Marie-Anne Frison-Roche : Il est légitime de parler de sanctions, de répressions et de concevoir ainsi, c’est-à-dire d’une façon assez négative, l’articulation entre l’arbitrage international et le droit de la compliance. Mais celui-ci est infiniment plus large. On est tout au début de cette matière qui va se développer extraordinairement. Le sujet est d’ores et déjà davantage, et plus encore demain, de vérifier la solidité et la validité des relations de travail dans des chaînes d’activité. Or, c’est une perspective de transnationalité et non seulement d’extraterritorialité. Il s’agira également de concrétiser le devoir de vigilance, lequel n’est que la pointe avancée de la compliance, devoir qui repose sur l’entreprise maîtresse par rapport à une chaîne d’activités qu’elle a elle-même construite de pays en pays. Il ne s’agira alors pas de réfléchir seulement aux sanctions de droit pénal et à la dénonciation aux autorités publiques : la question portera en ex-ante sur du droit des contrats, du droit de la responsabilité civile, avec l’insertion qui se multiplie des clauses de compliance, notamment de vigilance, des clauses d’audit qui se démultiplient. L’arbitre en est et sera le juge naturel puisqu’il s’agit de droit des contrats. Mais il doit et devra se poser des questions systémiques comme celles du droit climatique parce que la compliance, qui consiste à internaliser dans les grandes entreprises des ambitions politiques fixées par les États (les « buts monumentaux »), est de nature systémique, cette nature étant ainsi incorporée dans les contrats et les litiges arbitraux qui adviennent. Au titre de l’ordre arbitral mondial, on demandera à l’arbitre de contribuer à la construction de cet ordre mondial sur la base contractuelle qui demeure la sienne. Pour ce faire, l’arbitre doit intégrer la dimension systémique de la compliance, aujourd’hui contractualisée.

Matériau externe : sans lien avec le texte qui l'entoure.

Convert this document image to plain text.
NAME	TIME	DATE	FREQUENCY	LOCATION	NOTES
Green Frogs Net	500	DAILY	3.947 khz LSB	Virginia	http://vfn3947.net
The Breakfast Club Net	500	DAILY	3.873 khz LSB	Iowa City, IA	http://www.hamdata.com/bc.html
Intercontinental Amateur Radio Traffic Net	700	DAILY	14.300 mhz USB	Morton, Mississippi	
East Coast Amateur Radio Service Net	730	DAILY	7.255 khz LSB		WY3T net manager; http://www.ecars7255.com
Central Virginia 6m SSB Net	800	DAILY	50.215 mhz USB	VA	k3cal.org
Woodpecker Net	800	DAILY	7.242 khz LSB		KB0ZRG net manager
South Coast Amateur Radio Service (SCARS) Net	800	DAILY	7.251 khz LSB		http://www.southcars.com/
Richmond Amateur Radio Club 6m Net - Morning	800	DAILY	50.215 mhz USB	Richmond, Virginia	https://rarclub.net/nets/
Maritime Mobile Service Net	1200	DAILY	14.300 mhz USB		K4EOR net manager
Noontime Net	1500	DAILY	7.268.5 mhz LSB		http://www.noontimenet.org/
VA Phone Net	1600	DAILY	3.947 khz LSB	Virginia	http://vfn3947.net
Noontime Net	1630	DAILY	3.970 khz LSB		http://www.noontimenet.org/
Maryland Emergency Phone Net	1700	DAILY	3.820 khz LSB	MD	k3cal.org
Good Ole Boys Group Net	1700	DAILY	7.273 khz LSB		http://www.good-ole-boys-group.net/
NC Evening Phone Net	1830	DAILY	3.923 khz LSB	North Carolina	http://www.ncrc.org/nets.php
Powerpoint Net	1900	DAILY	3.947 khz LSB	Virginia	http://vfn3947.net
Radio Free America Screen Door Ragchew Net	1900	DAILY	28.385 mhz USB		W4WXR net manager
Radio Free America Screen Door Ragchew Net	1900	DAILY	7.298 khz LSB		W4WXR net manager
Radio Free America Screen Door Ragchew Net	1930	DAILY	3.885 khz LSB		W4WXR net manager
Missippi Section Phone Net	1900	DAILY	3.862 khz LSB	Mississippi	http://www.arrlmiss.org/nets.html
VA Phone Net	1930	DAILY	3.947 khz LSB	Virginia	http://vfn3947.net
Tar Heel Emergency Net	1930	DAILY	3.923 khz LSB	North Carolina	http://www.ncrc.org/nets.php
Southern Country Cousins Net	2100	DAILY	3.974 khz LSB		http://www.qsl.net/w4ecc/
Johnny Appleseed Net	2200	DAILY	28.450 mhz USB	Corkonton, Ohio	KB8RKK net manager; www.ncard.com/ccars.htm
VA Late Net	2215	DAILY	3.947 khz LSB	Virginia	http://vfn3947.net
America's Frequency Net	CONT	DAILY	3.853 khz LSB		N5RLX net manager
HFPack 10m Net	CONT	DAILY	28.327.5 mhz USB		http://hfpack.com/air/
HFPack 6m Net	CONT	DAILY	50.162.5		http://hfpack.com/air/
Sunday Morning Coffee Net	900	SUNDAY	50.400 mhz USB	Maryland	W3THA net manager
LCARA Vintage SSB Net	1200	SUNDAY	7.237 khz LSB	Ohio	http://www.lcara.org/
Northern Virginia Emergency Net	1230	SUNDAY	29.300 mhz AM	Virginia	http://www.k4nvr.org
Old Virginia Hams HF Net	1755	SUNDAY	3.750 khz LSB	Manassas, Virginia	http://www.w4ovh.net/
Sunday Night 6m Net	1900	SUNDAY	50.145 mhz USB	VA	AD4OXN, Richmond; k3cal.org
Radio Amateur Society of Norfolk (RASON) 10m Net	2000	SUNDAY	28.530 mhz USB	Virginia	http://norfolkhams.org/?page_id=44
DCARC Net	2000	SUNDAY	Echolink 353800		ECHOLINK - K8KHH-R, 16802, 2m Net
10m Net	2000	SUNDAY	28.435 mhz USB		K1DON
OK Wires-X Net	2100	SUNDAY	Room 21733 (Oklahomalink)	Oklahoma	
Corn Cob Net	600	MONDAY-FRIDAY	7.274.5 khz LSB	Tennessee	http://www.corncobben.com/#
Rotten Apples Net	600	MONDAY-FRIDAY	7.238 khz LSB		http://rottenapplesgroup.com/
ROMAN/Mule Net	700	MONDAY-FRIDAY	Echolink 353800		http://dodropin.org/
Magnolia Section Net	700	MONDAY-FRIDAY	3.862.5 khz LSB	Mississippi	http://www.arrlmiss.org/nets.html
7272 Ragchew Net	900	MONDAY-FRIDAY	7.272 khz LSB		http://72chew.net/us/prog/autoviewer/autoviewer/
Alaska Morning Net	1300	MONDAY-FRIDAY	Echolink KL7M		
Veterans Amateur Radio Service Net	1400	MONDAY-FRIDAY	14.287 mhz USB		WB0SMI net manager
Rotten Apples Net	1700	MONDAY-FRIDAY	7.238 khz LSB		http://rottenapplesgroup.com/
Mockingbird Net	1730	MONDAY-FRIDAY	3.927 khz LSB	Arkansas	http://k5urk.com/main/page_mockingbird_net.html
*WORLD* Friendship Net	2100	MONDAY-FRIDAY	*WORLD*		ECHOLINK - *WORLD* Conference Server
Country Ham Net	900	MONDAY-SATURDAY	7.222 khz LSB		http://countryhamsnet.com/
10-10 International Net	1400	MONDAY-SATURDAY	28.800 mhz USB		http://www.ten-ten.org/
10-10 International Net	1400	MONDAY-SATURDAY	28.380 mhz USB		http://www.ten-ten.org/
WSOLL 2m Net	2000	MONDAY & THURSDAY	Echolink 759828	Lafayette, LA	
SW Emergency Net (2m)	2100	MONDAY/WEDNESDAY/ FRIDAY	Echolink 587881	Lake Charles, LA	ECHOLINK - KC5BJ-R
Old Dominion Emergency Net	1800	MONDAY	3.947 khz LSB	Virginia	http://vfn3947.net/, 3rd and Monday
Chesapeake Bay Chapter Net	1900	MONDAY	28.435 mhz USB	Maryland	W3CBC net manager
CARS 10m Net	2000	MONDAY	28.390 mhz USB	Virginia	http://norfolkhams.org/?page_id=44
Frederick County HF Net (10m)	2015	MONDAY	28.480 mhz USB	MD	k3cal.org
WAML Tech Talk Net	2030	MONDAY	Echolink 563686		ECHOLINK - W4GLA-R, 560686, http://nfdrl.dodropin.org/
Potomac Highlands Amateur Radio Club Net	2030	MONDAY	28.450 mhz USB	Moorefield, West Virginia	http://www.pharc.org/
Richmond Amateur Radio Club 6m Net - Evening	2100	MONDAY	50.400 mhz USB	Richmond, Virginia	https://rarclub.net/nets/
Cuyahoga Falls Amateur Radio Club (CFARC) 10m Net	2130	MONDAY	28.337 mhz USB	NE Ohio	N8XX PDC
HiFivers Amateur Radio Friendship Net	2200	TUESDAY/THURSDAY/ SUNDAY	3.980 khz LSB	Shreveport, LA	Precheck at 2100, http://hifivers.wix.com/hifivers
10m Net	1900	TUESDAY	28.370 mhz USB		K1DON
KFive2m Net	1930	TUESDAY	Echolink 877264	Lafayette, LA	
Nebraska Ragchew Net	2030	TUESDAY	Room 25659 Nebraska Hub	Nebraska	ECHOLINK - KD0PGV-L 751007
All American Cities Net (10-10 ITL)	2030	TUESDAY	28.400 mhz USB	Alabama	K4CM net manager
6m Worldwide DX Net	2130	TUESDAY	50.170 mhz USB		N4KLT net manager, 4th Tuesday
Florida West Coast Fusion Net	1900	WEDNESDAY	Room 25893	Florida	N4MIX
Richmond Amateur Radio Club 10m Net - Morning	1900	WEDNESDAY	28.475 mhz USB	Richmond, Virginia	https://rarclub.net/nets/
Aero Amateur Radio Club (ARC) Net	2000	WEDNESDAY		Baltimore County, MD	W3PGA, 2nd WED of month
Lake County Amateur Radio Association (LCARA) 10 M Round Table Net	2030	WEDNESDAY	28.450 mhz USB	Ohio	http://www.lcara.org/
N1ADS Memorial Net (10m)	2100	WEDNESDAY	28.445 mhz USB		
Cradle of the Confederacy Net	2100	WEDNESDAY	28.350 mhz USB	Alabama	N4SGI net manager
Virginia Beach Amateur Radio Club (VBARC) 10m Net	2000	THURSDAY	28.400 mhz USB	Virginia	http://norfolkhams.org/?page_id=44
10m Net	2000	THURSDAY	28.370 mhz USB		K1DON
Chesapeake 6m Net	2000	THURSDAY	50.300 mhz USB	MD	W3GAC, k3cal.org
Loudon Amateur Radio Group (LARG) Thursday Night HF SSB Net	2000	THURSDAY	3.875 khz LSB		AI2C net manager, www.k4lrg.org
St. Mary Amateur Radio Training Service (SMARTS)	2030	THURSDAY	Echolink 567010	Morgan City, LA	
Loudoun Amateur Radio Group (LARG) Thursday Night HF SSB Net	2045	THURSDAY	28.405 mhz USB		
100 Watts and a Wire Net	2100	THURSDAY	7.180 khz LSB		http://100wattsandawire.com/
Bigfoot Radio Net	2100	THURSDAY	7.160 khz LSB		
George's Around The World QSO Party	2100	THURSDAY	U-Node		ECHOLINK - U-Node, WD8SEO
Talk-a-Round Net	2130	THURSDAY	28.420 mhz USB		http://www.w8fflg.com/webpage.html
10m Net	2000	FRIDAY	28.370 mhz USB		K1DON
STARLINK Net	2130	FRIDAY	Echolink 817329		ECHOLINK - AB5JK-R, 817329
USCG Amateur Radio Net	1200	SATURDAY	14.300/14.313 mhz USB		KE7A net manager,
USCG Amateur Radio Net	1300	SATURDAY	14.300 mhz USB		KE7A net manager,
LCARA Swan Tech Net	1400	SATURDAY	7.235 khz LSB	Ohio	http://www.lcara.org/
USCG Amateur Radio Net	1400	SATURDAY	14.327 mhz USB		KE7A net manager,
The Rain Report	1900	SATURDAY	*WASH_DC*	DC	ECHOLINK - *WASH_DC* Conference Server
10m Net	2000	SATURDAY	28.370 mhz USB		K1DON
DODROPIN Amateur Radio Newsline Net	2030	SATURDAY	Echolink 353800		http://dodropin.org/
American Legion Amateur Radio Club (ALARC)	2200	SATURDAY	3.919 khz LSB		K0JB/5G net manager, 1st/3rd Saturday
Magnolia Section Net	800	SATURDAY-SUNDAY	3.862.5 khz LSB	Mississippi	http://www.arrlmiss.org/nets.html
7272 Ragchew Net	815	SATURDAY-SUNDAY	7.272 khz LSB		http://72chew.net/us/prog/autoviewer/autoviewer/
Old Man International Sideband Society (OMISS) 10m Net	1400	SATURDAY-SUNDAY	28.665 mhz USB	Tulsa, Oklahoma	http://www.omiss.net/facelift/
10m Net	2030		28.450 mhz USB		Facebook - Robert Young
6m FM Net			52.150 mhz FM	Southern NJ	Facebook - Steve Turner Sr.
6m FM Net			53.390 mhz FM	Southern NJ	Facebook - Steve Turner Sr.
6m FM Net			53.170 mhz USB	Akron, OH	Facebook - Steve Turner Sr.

François Ancel, qui était président de la chambre internationale de la cour d’appel de Paris avant de devenir haut-conseiller à la Cour de cassation, partage d’ailleurs cette appréhension du droit de la compliance, articulant la dimension systémique, l’efficacité contractuelle et l’appui juridictionnel. La cour d’appel de Paris et la Cour de cassation me semblent ouvertes à une sorte d’office systémique des arbitres qui fait que compliance et arbitrage international vont entrer en symbiose. Notamment en matière de protection climatique et de droits humains. Cela peut donner à la place de Paris un rôle essentiel car le droit de la compliance est plus large, plus ambitieux et plus « positif » que la seule lutte contre la corruption. En effet, ce sont des autorités publiques qui expriment une ambition, que ce soit en matière climatique, énergétique, la protection des personnes, de l’information ou encore des données. Les entreprises prennent des engagements, notamment dans des chartes, et contractualisent leurs obligations réglementaires en les ajustant à leur propre culture et aux différentes implantations. Et c’est alors le rôle du juge, du régulateur et des arbitres de contrôler l’efficacité, l’équilibre, voire l’équité de l’ensemble, aussi bien dans l’arbitrage d’investissement que dans l’arbitrage commercial. Les autorités publiques attendent donc de l’arbitre qu’il joue son rôle, elles n’y sont pas hostiles. L’enjeu est bien de forger cette nouvelle culture car les arbitres doivent s’y ouvrir et contribuer à l’effectivité des engagements tout au long de la chaîne d’activités des entreprises.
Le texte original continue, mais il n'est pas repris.